Work continued to take place to monitor the impact of cases of the virus in schools and the management of bubbles to minimise the impact of these.  There was a close liaison between in education officials, public health and schools in relation to the identification and management of covid symptoms in educational environments. 


The Cabinet Member for Economy and Regeneration (Councillor David Meller) reported that work was now underway on the development of the temporary bus station on Heaton Lane which would allow for the comprehensive redevelopment of the existing bus station site to provide for the new Stockport Interchange.  It was further stated that the Central Stockport Infrastructure delivery Plan and the Stockport Station growth prospectus had now also been published which demonstrated the Council’s commitment to high quality public transport infrastructure.  It was noted that as part of the Cheadle Town Fund, the development of a railway station was at the heart of the plan and which also formed part of TfGM’s Transport 2040 Strategy. 




Councillor Meller also commended the cross-party efforts to ensure the retention of services on the Rose Hill railway line during a proposed period of temporary closure by Northern Trains.


Finally, Councillor Meller reported that work was now underway in Reddish and Romiley to implement 20mph zones as a temporary measure to increase pedestrian safety in the district centres and to accommodate social distancing measures.  Work in the remaining centres would be completed by around early November 2020.

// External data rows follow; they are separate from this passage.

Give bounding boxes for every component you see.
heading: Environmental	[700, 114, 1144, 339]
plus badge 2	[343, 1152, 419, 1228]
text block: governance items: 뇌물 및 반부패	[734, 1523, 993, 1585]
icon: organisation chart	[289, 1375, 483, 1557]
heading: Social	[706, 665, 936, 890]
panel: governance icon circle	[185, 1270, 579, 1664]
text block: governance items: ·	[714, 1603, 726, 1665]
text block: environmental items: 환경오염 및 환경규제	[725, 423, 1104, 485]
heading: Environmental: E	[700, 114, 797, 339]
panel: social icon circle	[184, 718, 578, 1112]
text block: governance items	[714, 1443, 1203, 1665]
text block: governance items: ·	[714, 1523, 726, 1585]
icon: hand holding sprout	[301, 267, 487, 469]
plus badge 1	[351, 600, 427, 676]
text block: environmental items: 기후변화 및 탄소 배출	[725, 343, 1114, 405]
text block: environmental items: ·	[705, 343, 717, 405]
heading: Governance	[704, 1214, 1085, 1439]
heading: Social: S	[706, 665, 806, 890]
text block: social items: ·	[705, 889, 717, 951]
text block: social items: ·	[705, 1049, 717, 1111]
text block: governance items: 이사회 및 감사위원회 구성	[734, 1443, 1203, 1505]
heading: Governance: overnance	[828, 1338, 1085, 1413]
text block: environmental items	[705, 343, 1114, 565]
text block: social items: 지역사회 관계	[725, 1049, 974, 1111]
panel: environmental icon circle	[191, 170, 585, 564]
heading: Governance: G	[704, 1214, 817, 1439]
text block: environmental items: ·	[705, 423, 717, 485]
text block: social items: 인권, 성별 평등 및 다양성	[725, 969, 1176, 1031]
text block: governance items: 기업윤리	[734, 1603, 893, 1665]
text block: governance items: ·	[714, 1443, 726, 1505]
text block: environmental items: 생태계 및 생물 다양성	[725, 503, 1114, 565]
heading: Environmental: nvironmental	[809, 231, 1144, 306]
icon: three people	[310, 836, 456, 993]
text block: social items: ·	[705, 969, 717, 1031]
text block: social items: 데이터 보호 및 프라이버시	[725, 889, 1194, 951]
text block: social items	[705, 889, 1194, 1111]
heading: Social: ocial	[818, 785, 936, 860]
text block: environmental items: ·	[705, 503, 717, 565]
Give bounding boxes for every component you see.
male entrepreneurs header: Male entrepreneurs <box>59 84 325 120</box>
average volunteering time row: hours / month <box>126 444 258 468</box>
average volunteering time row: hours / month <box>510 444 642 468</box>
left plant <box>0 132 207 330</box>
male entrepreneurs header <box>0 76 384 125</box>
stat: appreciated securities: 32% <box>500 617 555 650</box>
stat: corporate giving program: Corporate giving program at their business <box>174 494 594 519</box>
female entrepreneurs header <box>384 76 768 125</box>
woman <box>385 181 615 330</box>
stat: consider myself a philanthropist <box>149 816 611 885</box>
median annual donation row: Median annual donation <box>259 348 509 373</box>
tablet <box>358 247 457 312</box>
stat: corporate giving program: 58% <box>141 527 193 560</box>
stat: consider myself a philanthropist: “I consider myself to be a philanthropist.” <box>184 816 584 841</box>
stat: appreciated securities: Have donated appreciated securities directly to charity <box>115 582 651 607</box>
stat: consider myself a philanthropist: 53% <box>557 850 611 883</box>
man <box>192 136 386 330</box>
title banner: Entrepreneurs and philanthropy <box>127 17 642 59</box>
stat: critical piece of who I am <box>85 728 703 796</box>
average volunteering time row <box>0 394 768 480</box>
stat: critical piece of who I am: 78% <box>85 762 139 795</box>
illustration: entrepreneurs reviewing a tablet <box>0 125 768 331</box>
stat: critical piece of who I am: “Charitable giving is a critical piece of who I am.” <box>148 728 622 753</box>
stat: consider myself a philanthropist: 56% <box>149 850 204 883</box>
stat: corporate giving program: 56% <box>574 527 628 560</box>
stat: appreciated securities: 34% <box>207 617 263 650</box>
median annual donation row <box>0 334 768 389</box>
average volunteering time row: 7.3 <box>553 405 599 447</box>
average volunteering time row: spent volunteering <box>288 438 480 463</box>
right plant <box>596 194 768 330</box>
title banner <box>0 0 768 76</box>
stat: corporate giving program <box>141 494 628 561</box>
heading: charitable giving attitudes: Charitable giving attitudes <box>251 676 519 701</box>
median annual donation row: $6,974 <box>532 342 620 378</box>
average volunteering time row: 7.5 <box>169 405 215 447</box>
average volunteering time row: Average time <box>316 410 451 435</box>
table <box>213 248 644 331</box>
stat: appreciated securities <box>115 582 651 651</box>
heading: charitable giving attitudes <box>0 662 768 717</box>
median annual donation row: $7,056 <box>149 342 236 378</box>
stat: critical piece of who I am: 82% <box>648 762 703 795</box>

The Cabinet Member for Inclusive Communities (Councillor Amanda Peers) stated that at the last meeting, there had been agreement to form a working group to give consideration to how the Council could acknowledge and remember those who have been lost as a result of the coronavirus pandemic, and that since that time the group had been established and had met on a number of occasions.  Suggestions were being considered and work was progressing on this matter including the establishment of an online book of remembrance.


Work was also underway to support employees and employees during this time including the creation of a jobs match scheme that linked people to employers and training providers.


Councillor Peers then reported on the pressures being faced by Greater Manchester resulting from the enforcement of covid restrictions, not least staffing pressures resulting from the need for members of staff to isolate.  Accordingly, there was an increasing need for the police to prioritise their response to issues based on assessing the risk and the threat of harm.


The Cabinet Member for Adult Care & Health (Councillor Jude Wells) reported that staff in adult social care, working alongside public health colleagues and the voluntary sector were at the forefront of the council’s response to the ongoing pandemic.  All agencies were working collaboratively to address some of the challenges and to work and support each other through the restrictions.  To support the response there was a robust outbreak management plan which was operational and which had been adjusted as there had been shifts in the number of positive cases.


It was confirmed that a local track and trace team had started work in the last week which would enable the following up of those contacts that the national team hadn’t been able to contact in the first 24 hours.